Le voyage de Fontainebleau fut abrégé par la contrainte qu’éprouvait l’empereur de se trouver plus souvent seul avec l’impératrice, et la difficulté de cacher au petit nombre de personnes admises au cercle du soir le trouble qui régnait dans l’auguste ménage. Madame de Lorency et sa tante ne passèrent que deux jours à Fontainebleau. Jamais l’empereur n’avait paru si triste. Quant à la malheureuse Joséphine, elle pleurait, sans s’en apercevoir, en parlant de choses indifférentes.

— Vous vous êtes sans doute bien trouvée des eaux d’Aix-la-Chapelle ? dit-elle à madame de Lorency. Je me rappelle les avoir prises à une époque…

Puis, essuyant ses yeux, elle continue :

— C’était avant la campagne d’Austerlitz, dans le beau temps de ma vie… L’empereur est venu m’y rejoindre avant d’aller combattre les Autrichiens ; il croyait alors que je lui portais bonheur, et il se détournait quelquefois de cent lieues pour venir m’embrasser avant de commencer une nouvelle campagne.

Ainsi, mêlant à tout l’idée qui l’accablait, l’esprit le moins pénétrant devinait bientôt la cause de ses larmes.

— Votre mari demande à servir en Espagne ? dit l’empereur à madame de Lorency ; il veut donc absolument être général. Eh bien, il le sera à la première affaire : c’est fort bien à lui d’aimer la gloire avant tout…

Et, passant de ce grand sujet aux fêtes qui se préparaient à Paris, il ajouta qu’il fallait que toutes les jeunes femmes de la cour en fissent l’ornement. C’était prescrire un nouveau devoir à Ermance.

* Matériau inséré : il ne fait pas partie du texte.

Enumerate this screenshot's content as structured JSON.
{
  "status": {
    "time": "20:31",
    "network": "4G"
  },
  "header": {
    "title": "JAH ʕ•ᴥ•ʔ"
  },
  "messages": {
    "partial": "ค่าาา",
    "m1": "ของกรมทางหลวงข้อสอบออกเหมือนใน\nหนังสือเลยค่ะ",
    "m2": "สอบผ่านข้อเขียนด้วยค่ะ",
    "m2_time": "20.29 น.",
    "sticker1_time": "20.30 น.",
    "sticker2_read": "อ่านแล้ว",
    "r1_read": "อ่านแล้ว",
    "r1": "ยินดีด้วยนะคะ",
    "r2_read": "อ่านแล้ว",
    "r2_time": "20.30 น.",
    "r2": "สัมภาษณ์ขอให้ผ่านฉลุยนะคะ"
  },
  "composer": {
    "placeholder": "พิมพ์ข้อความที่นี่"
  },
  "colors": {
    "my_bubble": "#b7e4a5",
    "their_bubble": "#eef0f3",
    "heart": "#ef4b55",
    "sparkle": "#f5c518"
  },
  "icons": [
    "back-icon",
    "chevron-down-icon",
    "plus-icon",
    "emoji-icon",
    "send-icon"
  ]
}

Sur l’avis de son oncle, elle se décida à rester à Paris le temps que devaient durer ces réjouissances. M. Brenneval, de retour de ses terres en Normandie, allait partir pour Bayonne. Il était indispensable qu’elle restât près de lui pendant son court séjour à Paris. Elle avait d’ailleurs à le remercier d’une nouvelle preuve de sa généreuse tendresse.

— Si bien qu’on puisse être chez son beau-père, avait-il dit en la revoyant, on est encore mieux chez soi. C’est pourquoi, ma chère enfant, je t’ai fait arranger le petit hôtel qui donne sur les Champs-Élysées ; tu n’en garderas pas moins un appartement chez moi, que tu pourras habiter dans l’absence de ton mari ; mais vous serez tous deux plus libres chez vous. Viens voir si ce présent est de ton goût ; il devait être prêt pour le jour de ta fête ; mais les ouvriers n’en finissent jamais.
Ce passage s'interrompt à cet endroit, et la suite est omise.